Em meio a crises internas profundas, que culminaram na expulsão do ex-presidente Carlos Miguel Aidar, acusado de corrupção, o São Paulo iniciou 2016 com um treinador novo, o argentino Edgardo Bauza, e um elenco que gerava suspeitas em seus torcedores.
As primeiras partidas foram desastrosas, com futebol medíocre, indicando que o período seria de vexames nunca antes vividos na história do clube.
Este jornalista, inclusive, escreveu diversas vezes sobre acreditar que o Tricolor lutaria, se tanto, para escapar de rebaixamentos nos torneios que viesse a disputar.
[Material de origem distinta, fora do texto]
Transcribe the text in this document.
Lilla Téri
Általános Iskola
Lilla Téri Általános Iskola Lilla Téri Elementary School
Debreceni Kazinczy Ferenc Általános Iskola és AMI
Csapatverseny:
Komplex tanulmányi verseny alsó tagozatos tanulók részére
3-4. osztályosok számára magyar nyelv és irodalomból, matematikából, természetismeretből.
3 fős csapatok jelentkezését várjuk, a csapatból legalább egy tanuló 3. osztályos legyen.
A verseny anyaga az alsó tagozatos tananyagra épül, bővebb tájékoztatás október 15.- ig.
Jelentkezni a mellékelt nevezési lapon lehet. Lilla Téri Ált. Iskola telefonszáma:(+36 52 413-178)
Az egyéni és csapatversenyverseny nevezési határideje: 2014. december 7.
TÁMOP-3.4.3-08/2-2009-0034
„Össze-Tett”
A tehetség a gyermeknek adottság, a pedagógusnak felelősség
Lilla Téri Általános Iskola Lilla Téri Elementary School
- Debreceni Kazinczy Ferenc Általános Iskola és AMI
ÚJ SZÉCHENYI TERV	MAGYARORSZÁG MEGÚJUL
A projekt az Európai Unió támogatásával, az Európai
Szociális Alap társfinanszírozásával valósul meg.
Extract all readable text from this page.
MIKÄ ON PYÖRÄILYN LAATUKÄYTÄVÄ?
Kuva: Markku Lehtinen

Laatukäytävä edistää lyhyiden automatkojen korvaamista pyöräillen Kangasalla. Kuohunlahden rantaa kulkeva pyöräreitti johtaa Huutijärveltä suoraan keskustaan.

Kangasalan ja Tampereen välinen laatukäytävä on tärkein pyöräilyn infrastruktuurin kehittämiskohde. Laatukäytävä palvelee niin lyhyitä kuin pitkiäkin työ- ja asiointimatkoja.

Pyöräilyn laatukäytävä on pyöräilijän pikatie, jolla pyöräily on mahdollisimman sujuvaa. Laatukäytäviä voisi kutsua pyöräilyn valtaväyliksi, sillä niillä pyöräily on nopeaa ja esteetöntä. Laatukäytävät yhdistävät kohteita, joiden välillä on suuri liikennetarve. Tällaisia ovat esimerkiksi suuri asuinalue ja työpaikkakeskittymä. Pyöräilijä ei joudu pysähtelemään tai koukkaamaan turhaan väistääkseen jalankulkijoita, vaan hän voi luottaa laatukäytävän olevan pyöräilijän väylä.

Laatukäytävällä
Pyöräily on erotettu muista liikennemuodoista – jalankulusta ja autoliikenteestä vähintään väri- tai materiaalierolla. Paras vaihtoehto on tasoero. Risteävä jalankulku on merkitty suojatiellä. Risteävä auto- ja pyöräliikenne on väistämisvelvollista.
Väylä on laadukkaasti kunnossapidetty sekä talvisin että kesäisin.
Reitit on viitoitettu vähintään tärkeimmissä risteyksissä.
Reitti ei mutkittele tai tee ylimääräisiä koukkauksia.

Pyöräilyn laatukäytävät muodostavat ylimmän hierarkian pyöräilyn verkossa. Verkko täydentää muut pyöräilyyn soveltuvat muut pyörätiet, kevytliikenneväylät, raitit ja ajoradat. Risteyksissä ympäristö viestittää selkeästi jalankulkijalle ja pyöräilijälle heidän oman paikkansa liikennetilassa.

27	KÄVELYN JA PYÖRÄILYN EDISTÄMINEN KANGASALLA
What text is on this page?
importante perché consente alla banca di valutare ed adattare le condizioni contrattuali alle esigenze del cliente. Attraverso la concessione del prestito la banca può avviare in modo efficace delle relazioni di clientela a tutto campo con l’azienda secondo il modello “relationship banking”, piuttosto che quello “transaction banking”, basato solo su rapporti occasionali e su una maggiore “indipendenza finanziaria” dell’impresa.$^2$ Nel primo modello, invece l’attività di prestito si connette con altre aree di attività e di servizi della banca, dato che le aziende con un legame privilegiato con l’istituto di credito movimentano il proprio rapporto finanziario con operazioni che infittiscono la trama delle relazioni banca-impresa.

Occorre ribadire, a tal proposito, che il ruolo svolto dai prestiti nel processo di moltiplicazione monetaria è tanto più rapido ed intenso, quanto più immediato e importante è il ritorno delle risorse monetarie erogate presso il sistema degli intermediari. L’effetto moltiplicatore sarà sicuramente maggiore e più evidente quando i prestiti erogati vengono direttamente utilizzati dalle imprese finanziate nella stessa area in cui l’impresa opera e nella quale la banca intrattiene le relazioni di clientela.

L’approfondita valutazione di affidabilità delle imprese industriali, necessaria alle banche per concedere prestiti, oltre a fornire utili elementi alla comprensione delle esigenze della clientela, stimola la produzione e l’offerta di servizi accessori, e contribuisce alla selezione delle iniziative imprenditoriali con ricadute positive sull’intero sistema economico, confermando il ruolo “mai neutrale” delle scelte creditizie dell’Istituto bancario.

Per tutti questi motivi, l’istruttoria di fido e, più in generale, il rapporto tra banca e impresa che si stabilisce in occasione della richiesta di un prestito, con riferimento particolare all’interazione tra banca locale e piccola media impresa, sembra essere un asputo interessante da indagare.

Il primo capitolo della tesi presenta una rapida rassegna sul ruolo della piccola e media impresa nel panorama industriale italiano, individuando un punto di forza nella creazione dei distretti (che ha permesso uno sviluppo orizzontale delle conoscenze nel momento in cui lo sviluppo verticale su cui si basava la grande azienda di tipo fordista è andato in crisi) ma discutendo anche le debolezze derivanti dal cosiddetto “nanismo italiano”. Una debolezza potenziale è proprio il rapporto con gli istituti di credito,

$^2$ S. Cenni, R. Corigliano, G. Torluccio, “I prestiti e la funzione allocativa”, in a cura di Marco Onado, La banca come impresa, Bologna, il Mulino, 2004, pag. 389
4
Ainda bem, erramos todos, menos a atual gestão do clube, que deu tempo para o argentino trabalhar.
Bauza transformou o que parecia imutável, organizando um bom setor defensivo (apesar do goleiro gerar calafrios), recuperando para o futebol o talento de Paulo Henrique Ganso (injetando-lhe vontade de vencer, que parecia perdida no tempo) e sabendo, diante das limitações evidentes, delas tirar proveito para, humildemente, recuar quando necessário.
O treinador adquiriu no clube, com seu esforço e inteligência, importância semelhante a de Tite no Corinthians, também especialista em fazer milagres utilizando-se de elencos medianos.
Hoje, o São Paulo, após a batalha do Independência, é o grande favorito à vencer a Libertadores da América, torneio pelo qual sempre nutriu especial predileção, sendo apelidado, após três conquistas, como “Soberano”.